BLORA, dutaperistiwa.com —
Bulan Ramadan 1447 Hijriah yang penuh harapan, optimisme, dan ampunan kembali menghadirkan nuansa kerukunan di Masjid Nurul Falah.
Kegiatan pencerahan jiwa melalui Kuliah Tujuh Menit (Kultum) telah menjadi tradisi tahunan yang rutin dilaksanakan setiap usai salat Isya dan Subuh berjamaah oleh Panitia Ramadhan Takmir Masjid Nurul Falah.
Pada Sabtu (21/2/2026), Kultum setelah salat Subuh diisi oleh KH A. Jajik S, Imam Utama Masjid Nurul Falah Perumnas Karangjati, Kelurahan Karangjati, Kabupaten Blora.
Ia mengangkat tema yang sangat esensial: “Peran Kegiatan Wudhu dalam Kehidupan Umat Islam”.
Dalam paparannya, KH A. Jajik S menjelaskan bahwa wudhu bukan sekadar rutinitas pembersihan diri sebelum salat, melainkan syarat sahnya ibadah tersebut.

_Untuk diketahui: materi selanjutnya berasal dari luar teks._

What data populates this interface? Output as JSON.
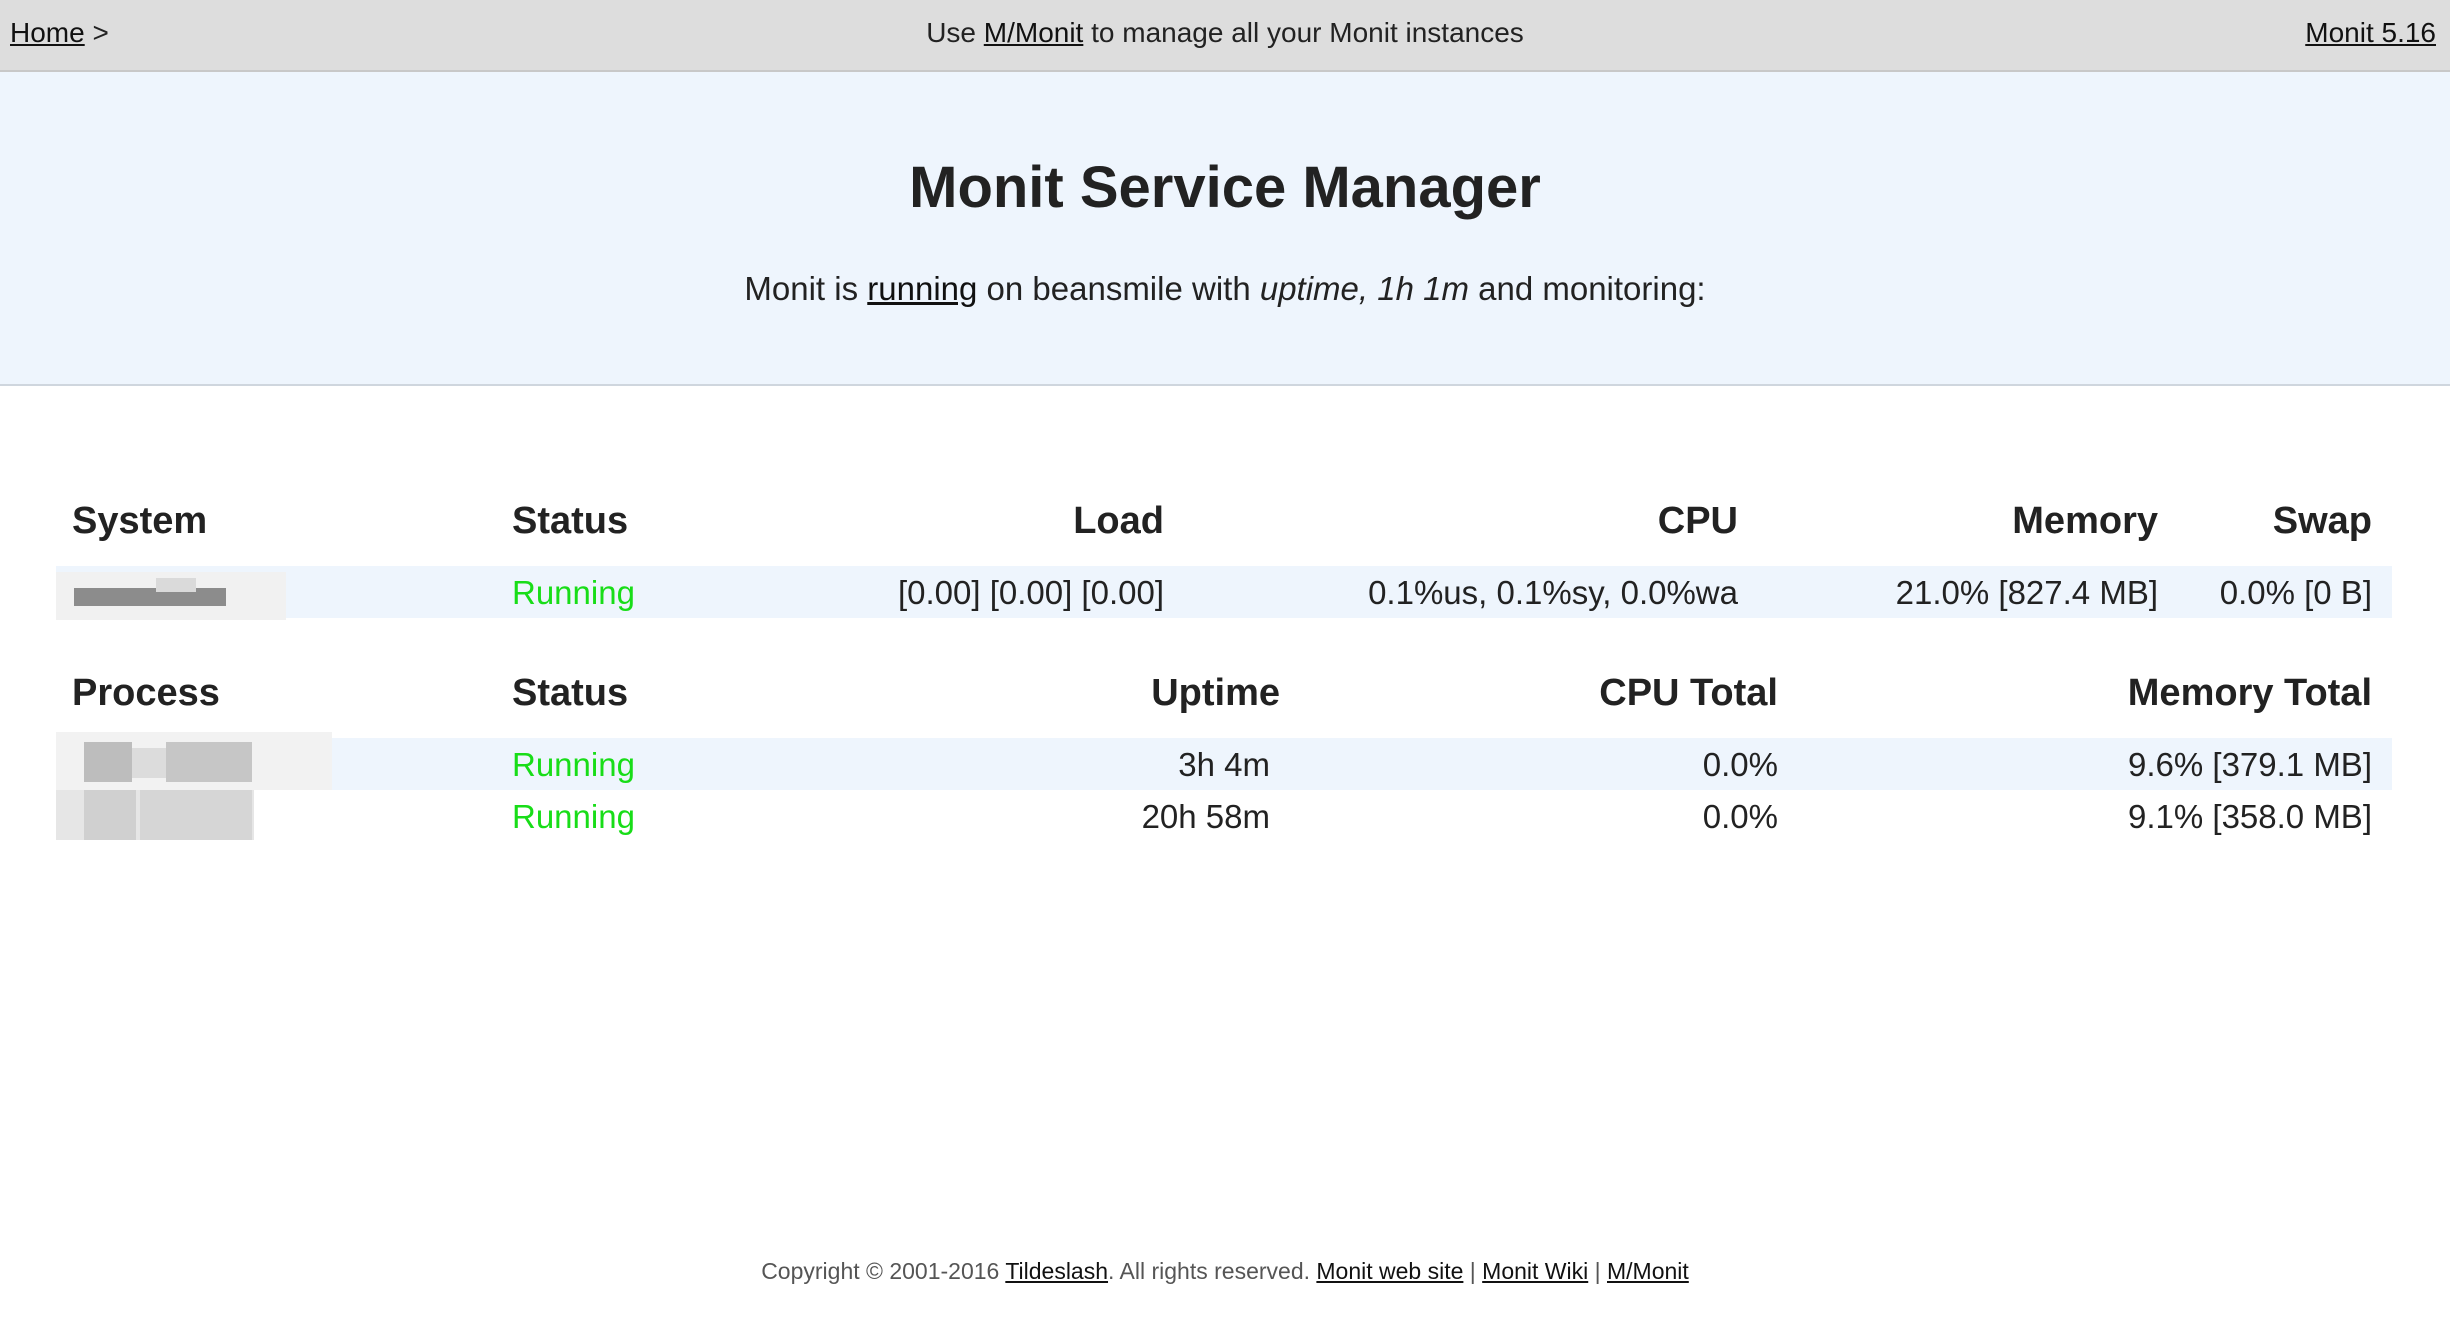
{
  "topbar": {
    "home_link": "Home",
    "home_sep": " >",
    "mmonit_prefix": "Use ",
    "mmonit_link": "M/Monit",
    "mmonit_suffix": " to manage all your Monit instances",
    "version_link": "Monit 5.16"
  },
  "header": {
    "title": "Monit Service Manager",
    "sub_prefix": "Monit is ",
    "sub_status_link": "running",
    "sub_host": " on beansmile with ",
    "sub_uptime": "uptime, 1h 1m",
    "sub_suffix": "  and monitoring:"
  },
  "system_table": {
    "headers": [
      "System",
      "Status",
      "Load",
      "CPU",
      "Memory",
      "Swap"
    ],
    "rows": [
      {
        "status": "Running",
        "load": "[0.00] [0.00] [0.00]",
        "cpu": "0.1%us, 0.1%sy, 0.0%wa",
        "memory": "21.0% [827.4 MB]",
        "swap": "0.0% [0 B]"
      }
    ]
  },
  "process_table": {
    "headers": [
      "Process",
      "Status",
      "Uptime",
      "CPU Total",
      "Memory Total"
    ],
    "rows": [
      {
        "status": "Running",
        "uptime": "3h 4m",
        "cpu_total": "0.0%",
        "memory_total": "9.6% [379.1 MB]"
      },
      {
        "status": "Running",
        "uptime": "20h 58m",
        "cpu_total": "0.0%",
        "memory_total": "9.1% [358.0 MB]"
      }
    ]
  },
  "footer": {
    "copyright": "Copyright © 2001-2016 ",
    "company_link": "Tildeslash",
    "rights": ". All rights reserved.  ",
    "web_site_link": "Monit web site",
    "sep": " | ",
    "wiki_link": "Monit Wiki",
    "mmonit_link": "M/Monit"
  },
  "colors": {
    "running": "#18dd18",
    "topbar_bg": "#dddddd",
    "header_bg": "#eef5fd"
  }
}
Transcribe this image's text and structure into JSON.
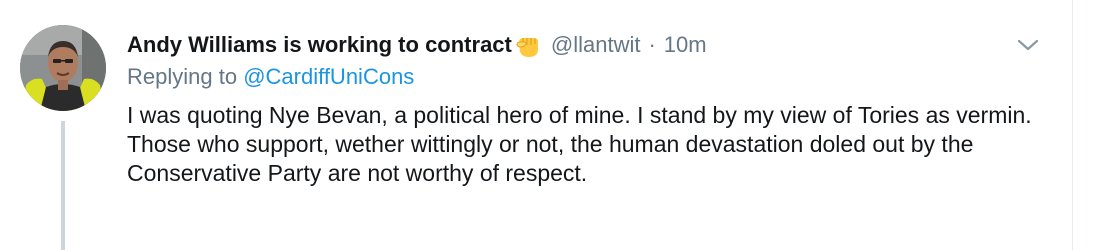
{
  "tweet": {
    "display_name": "Andy Williams is working to contract",
    "name_emoji_icon": "raised-fist-emoji-icon",
    "handle": "@llantwit",
    "separator": "·",
    "time": "10m",
    "replying_prefix": "Replying to",
    "replying_to": "@CardiffUniCons",
    "text_paragraphs": [
      "I was quoting Nye Bevan, a political hero of mine. I stand by my view of Tories as vermin.",
      "Those who support, wether wittingly or not, the human devastation doled out by the Conservative Party are not worthy of respect."
    ],
    "menu_icon": "chevron-down-icon",
    "colors": {
      "text": "#14171a",
      "secondary": "#657786",
      "link": "#1b95e0",
      "thread_line": "#ccd6dd",
      "border": "#e6ecf0"
    }
  }
}
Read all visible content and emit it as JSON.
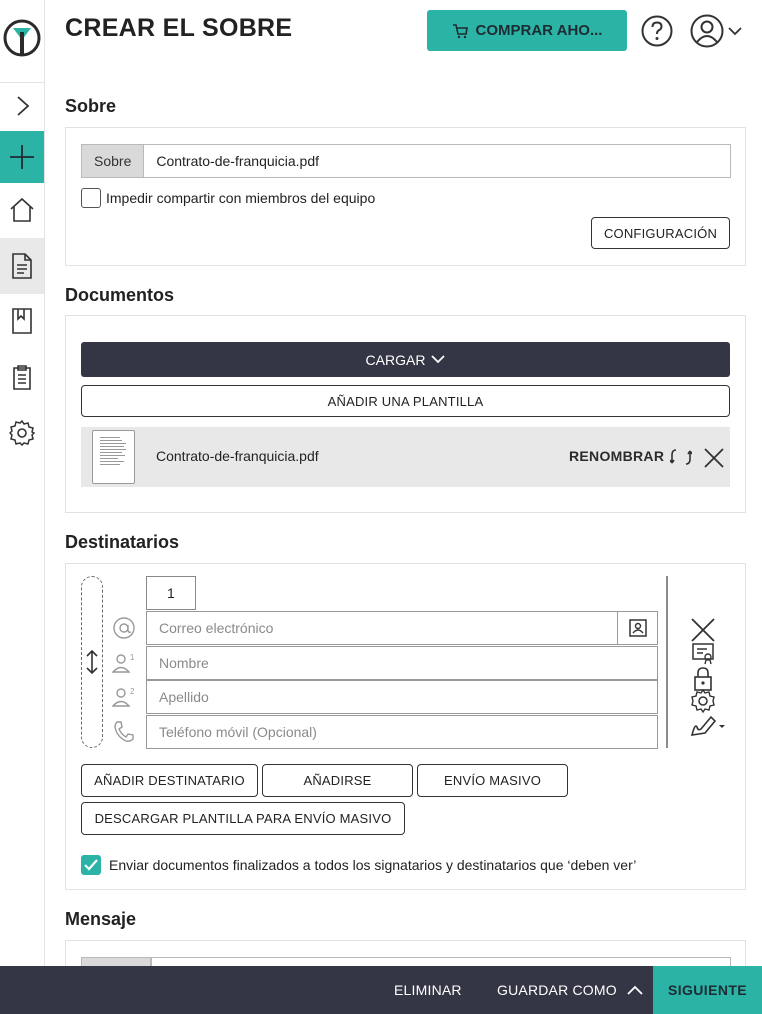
{
  "header": {
    "title": "CREAR EL SOBRE",
    "buy_label": "COMPRAR AHO..."
  },
  "envelope": {
    "section_title": "Sobre",
    "field_label": "Sobre",
    "field_value": "Contrato-de-franquicia.pdf",
    "no_share_label": "Impedir compartir con miembros del equipo",
    "no_share_checked": false,
    "config_label": "CONFIGURACIÓN"
  },
  "documents": {
    "section_title": "Documentos",
    "upload_label": "CARGAR",
    "add_template_label": "AÑADIR UNA PLANTILLA",
    "files": [
      {
        "name": "Contrato-de-franquicia.pdf",
        "rename_label": "RENOMBRAR"
      }
    ]
  },
  "recipients": {
    "section_title": "Destinatarios",
    "list": [
      {
        "order": "1",
        "email_placeholder": "Correo electrónico",
        "first_name_placeholder": "Nombre",
        "last_name_placeholder": "Apellido",
        "phone_placeholder": "Teléfono móvil (Opcional)"
      }
    ],
    "add_recipient_label": "AÑADIR DESTINATARIO",
    "add_self_label": "AÑADIRSE",
    "bulk_send_label": "ENVÍO MASIVO",
    "download_bulk_template_label": "DESCARGAR PLANTILLA PARA ENVÍO MASIVO",
    "send_finished_label": "Enviar documentos finalizados a todos los signatarios y destinatarios que ‘deben ver’",
    "send_finished_checked": true
  },
  "message": {
    "section_title": "Mensaje"
  },
  "footer": {
    "delete_label": "ELIMINAR",
    "save_as_label": "GUARDAR COMO",
    "next_label": "SIGUIENTE"
  },
  "colors": {
    "accent": "#2bb3a6",
    "dark": "#343645"
  }
}
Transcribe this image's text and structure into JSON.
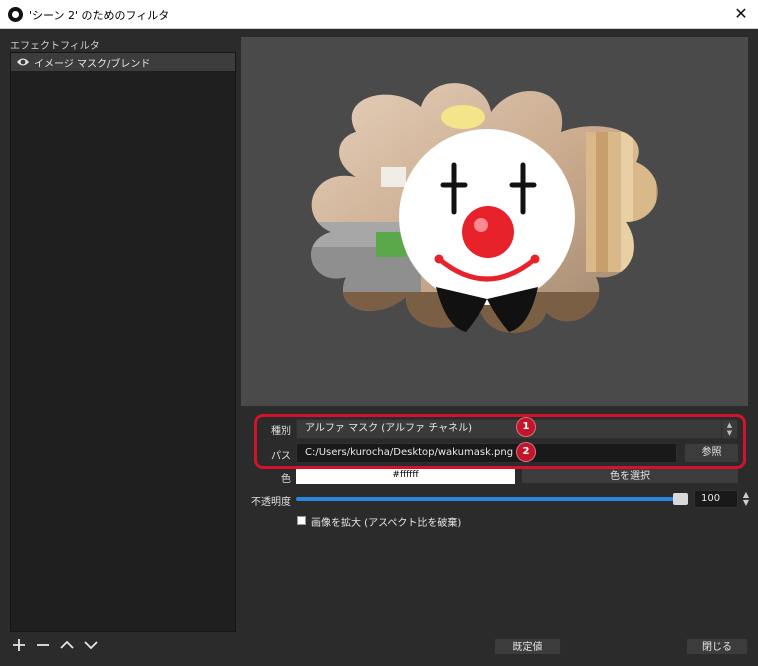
{
  "window": {
    "title": "'シーン 2' のためのフィルタ",
    "close_glyph": "✕"
  },
  "filters_panel": {
    "label": "エフェクトフィルタ",
    "items": [
      {
        "label": "イメージ マスク/ブレンド",
        "visible_icon": "eye-icon"
      }
    ],
    "buttons": [
      "add-icon",
      "remove-icon",
      "move-up-icon",
      "move-down-icon"
    ]
  },
  "form": {
    "type_label": "種別",
    "type_value": "アルファ マスク (アルファ チャネル)",
    "path_label": "パス",
    "path_value": "C:/Users/kurocha/Desktop/wakumask.png",
    "browse_label": "参照",
    "color_label": "色",
    "color_value": "#ffffff",
    "select_color_label": "色を選択",
    "opacity_label": "不透明度",
    "opacity_value": "100",
    "opacity_level": 1.0,
    "stretch_label": "画像を拡大 (アスペクト比を破棄)",
    "stretch_checked": false
  },
  "annotations": {
    "badge1": "1",
    "badge2": "2",
    "highlight_color": "#d3132c"
  },
  "footer": {
    "defaults_label": "既定値",
    "close_label": "閉じる"
  },
  "colors": {
    "accent_slider": "#2a87e0",
    "window_bg": "#2b2b2b"
  }
}
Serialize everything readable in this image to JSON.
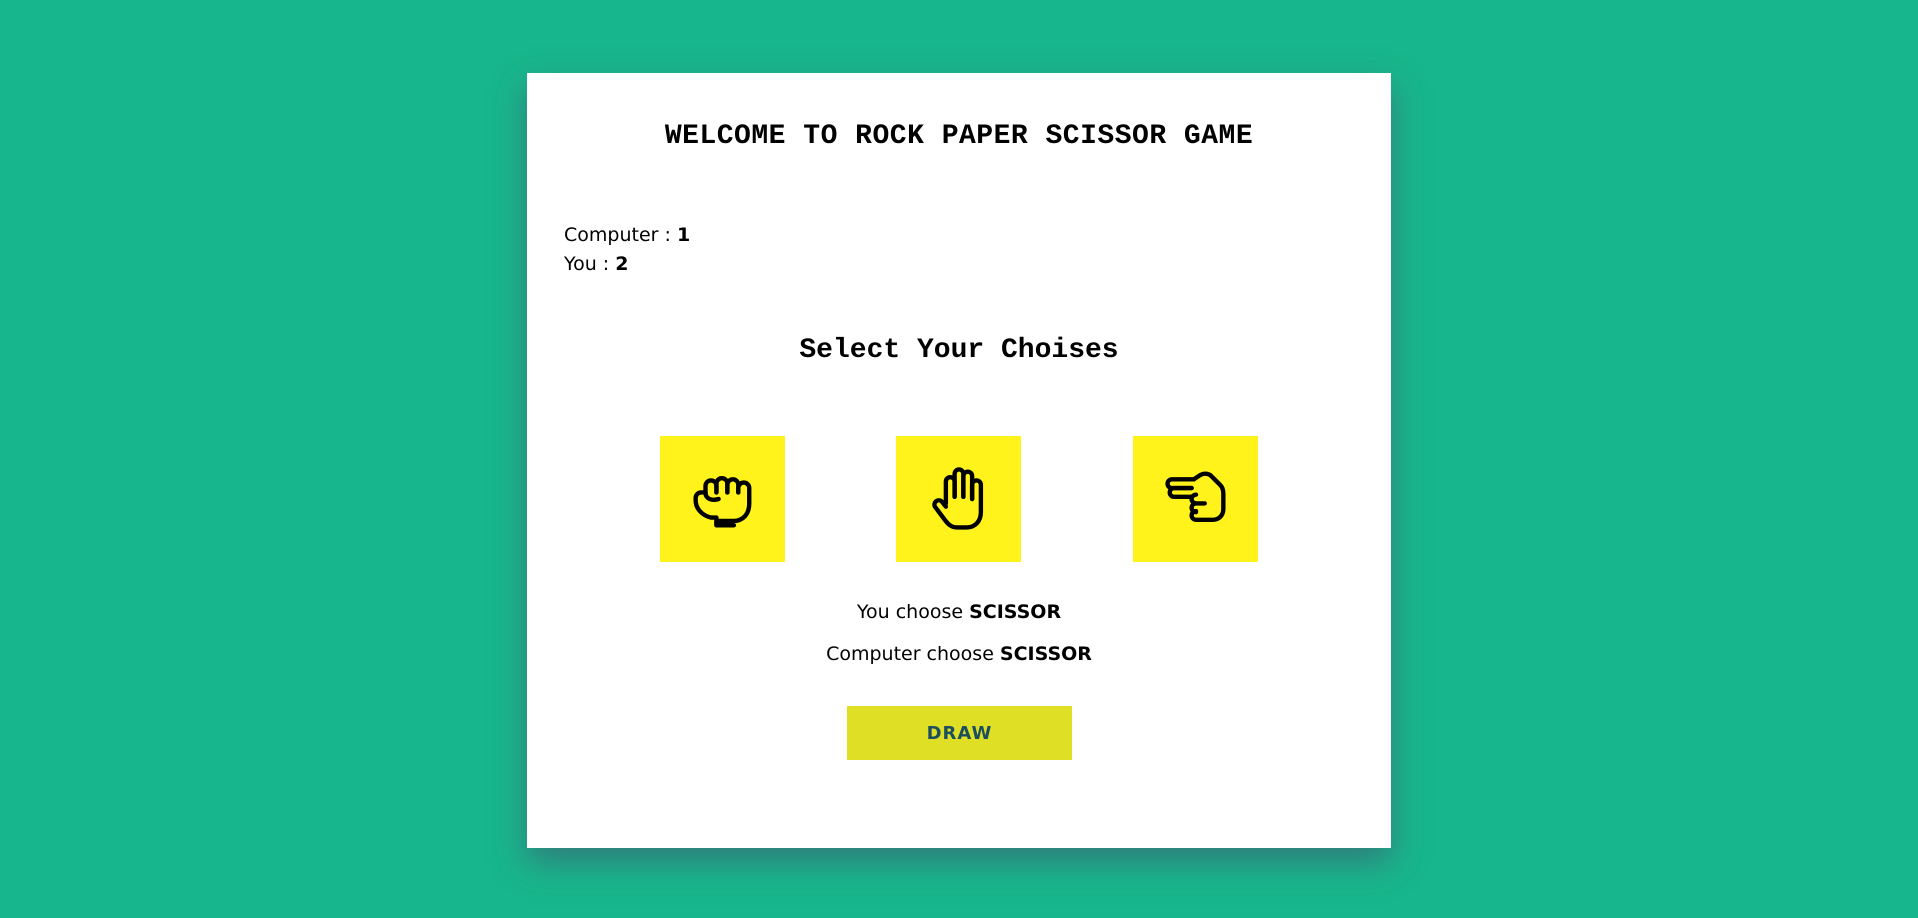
{
  "header": {
    "title": "WELCOME TO ROCK PAPER SCISSOR GAME"
  },
  "scoreboard": {
    "computer_label": "Computer : ",
    "computer_score": "1",
    "you_label": "You : ",
    "you_score": "2"
  },
  "choices": {
    "heading": "Select Your Choises",
    "items": [
      {
        "id": "rock",
        "icon": "fist-icon"
      },
      {
        "id": "paper",
        "icon": "open-hand-icon"
      },
      {
        "id": "scissor",
        "icon": "scissor-hand-icon"
      }
    ]
  },
  "result": {
    "you_prefix": "You choose ",
    "you_choice": "SCISSOR",
    "computer_prefix": "Computer choose ",
    "computer_choice": "SCISSOR"
  },
  "outcome": {
    "label": "DRAW"
  },
  "colors": {
    "background": "#18b68c",
    "card": "#ffffff",
    "choice_tile": "#fff31b",
    "outcome_button": "#dfe026",
    "outcome_text": "#1c4f5d"
  }
}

Lebih dari itu, wudhu dapat dilakukan kapan saja saat seseorang merasa tidak suci atau hendak memulai aktivitas positif yang bermanfaat bagi diri sendiri maupun orang lain.
KH A. Jajik S, mengupas tuntas Surat Al-Maidah ayat 6, yang menjadi landasan hukum tata cara menyucikan diri melalui wudhu, tayamum, dan mandi wajib.
Unsur-unsur penting dalam wudhu, mulai dari membasuh wajah, mencuci tangan hingga siku, mengusap sebagian kepala, hingga mencuci kaki sampai mata kaki, dijelaskan sebagai satu kesatuan ibadah yang utuh.
“Wudhu adalah jembatan yang menghubungkan kebersihan lahiriah dengan kesucian batiniah,” ujar KH A. Jajik S.
Secara spiritual, wudhu memiliki keutamaan luar biasa, di antaranya menggugurkan dosa-dosa kecil, menyejukkan hati, meredakan emosi, hingga menjadi tanda pengenal bagi umat Nabi Muhammad SAW di hari akhir kelak.
Sementara secara fisik, wudhu terbukti menjaga kesehatan kulit, melancarkan peredaran darah, memberikan kesegaran tubuh, serta efektif mengurangi stres dan kecemasan.
Menutup ceramahnya, ia mengajak seluruh jamaah untuk memanfaatkan momentum Ramadan ini dengan senantiasa menjaga wudhu secara benar agar dapat menjalankan salat dengan lebih khusyuk dan fokus.